South Korea’s Hanjin Shipping Co., one of the largest shipping companies in the world, announced the bankruptcy filing on August 31. The move is causing havoc around the world.

Effective immediately starting August 31, the Port of Virginia is not accepting any inbound Hanjin cargo (freight for export) at any of the port’s marine or intermodal terminals. The port, however, will accept empty Hanjin containers at the Pinners Point Container Yard (PPCY).

Further, the port is developing plans for how to handle Hanjin cargo that is already on-terminal. Those plans will be communicated to all port customers, users and stakeholders as soon as they have been finalized.

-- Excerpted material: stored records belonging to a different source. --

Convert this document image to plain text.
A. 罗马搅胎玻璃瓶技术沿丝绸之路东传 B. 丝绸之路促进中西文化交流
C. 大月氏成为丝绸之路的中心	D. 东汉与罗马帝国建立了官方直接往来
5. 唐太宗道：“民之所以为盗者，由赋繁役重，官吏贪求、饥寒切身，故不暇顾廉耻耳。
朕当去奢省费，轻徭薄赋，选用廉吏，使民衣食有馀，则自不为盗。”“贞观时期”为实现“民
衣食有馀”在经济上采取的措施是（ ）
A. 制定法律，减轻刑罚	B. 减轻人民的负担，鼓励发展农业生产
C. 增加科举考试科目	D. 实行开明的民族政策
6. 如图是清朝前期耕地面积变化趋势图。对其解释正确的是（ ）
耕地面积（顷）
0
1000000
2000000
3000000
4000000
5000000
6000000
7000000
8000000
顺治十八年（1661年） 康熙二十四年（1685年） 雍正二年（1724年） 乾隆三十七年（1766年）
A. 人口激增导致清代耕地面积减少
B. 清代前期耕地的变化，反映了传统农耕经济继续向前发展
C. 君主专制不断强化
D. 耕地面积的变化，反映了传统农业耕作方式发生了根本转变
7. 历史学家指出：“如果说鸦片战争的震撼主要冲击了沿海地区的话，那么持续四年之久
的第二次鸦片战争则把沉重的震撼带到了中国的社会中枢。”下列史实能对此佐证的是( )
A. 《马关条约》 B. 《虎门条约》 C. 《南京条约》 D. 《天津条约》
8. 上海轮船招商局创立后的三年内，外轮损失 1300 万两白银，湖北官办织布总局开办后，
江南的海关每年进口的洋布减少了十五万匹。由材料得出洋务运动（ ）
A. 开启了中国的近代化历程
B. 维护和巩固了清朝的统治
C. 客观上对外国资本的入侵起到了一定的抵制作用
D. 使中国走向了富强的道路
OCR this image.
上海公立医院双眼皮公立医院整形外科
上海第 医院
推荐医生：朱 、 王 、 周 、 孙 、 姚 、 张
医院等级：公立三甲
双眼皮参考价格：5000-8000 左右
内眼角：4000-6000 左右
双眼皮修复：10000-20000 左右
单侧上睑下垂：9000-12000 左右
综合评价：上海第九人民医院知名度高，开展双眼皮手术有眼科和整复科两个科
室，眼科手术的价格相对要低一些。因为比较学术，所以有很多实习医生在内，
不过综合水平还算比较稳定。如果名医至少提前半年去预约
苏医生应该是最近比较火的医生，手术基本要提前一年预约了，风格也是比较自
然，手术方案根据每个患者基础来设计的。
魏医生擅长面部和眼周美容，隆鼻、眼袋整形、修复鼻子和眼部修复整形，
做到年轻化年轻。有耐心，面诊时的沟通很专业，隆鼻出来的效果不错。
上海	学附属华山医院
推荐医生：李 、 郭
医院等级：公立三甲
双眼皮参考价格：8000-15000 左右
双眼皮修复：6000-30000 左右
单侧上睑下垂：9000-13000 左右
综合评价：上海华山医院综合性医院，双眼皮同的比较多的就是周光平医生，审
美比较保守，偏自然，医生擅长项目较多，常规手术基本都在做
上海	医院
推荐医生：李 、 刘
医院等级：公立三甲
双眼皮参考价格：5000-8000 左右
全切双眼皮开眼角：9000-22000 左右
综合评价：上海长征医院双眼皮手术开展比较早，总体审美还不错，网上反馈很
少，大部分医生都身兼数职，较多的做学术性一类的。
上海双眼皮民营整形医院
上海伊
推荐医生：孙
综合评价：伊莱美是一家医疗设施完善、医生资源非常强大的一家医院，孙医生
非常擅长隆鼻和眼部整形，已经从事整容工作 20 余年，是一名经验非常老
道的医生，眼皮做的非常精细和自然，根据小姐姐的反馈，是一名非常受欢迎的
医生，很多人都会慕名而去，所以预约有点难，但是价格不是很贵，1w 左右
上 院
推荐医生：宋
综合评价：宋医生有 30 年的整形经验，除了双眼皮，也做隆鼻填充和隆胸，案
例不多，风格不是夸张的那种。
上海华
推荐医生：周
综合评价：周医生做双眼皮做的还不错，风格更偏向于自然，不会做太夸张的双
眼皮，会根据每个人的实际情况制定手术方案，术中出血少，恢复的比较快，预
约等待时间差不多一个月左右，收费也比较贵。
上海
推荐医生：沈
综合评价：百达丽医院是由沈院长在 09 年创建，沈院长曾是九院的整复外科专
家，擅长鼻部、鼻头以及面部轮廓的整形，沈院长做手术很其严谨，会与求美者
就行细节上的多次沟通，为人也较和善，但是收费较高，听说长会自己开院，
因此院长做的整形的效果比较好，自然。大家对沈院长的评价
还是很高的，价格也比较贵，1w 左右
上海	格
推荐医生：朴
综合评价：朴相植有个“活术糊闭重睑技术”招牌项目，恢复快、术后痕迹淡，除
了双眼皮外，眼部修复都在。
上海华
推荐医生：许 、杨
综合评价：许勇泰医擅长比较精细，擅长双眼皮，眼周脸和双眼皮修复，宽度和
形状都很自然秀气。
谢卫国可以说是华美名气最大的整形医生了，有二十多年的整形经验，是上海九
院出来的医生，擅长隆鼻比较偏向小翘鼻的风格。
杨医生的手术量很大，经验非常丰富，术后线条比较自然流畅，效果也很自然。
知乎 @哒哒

This decision, said John F. Reinhart, CEO and executive director of the Virginia Port Authority, comes as a result of the announcement by the ocean carrier that it had filed for court protection after losing support of its banks in South Korea.

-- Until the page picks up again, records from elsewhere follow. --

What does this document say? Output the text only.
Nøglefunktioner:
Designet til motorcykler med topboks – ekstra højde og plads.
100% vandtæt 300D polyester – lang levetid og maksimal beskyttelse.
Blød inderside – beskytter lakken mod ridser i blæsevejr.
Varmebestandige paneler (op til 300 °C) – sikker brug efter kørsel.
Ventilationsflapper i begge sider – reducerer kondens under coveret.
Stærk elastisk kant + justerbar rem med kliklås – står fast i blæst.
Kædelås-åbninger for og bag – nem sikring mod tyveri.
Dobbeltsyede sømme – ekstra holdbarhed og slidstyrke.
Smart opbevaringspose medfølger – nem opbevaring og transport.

Three Hanjin ships were reported stranded off the Ports of Los Angeles and Long Beach and one off British Columbia’s Port of Prince Rupert as well. Complicating matters at the Port of Seattle, Hanjin is the key user its Terminal 46 where the port authority agreed to millions of dollars in improvements to the terminal in 2012 to assure Hanjin remained a customer.

Hanjin Shipping, South Korea’s biggest shipping firm, announced the filing for receivership and a request to the court to freeze its assets, which the Seoul Central District Court planned to grant. Korean Financial Services Commission (FSC) says that the Korean government “will promote sales of Hanjin Shipping’s core assets to Hyundai Merchant Marine (HMM) in a bid to maintain competitiveness of the shipping industry.”

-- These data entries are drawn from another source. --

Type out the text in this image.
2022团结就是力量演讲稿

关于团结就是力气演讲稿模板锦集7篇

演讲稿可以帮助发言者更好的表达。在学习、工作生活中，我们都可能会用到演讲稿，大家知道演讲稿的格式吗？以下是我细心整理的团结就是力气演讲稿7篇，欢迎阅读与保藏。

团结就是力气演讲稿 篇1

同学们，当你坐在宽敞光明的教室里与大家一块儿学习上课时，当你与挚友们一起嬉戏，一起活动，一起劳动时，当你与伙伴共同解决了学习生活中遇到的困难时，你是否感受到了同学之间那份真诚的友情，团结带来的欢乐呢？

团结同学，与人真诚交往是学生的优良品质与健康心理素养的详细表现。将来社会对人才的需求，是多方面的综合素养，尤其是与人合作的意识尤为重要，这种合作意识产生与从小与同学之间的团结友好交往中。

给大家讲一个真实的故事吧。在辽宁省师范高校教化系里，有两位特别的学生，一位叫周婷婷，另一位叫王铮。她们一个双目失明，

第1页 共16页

Although facing its own creditor-led debt restructuring program resulting in the Korea Development Bank now being its biggest shareholder, HMM is considering acquiring some of Hanjin’s core assets such as ships, overseas sales network and staff.
Korea’s second largest steamship line, HMM itself is in the midst of a creditor-led debt restructuring program. Unlike Hanjin Shipping, it managed to obtain financial help after meeting all requirements for funds. State-run Korea Development Bank is now the biggest shareholder (14%) of HMM, the result of swapping debt for equity.
Reports state that HMM plans to add 13 vessels  to help abate worldwide shipping disruptions as a result of Hanjin’s bankruptcy : four vessels to the United States, starting September 9 and nine on Europe routes later in the month.  Hanjin represents 2.9% of the market share in ocean shipping.
Bloomberg News reported that LG Electronics is trying to find new carriers for its goods, the world’s second-largest manufacturer of televisions said. Shipments through Hanjin account for between 15 and 20% of LG’s deliveries to America.
The Wall Street Journal reported that Seattle’s Amazon.com is one of the many retailers that rely heavily on Hanjin ships to move large quantities of merchandise, but said there was no immediate word on how Amazon would respond to the setback.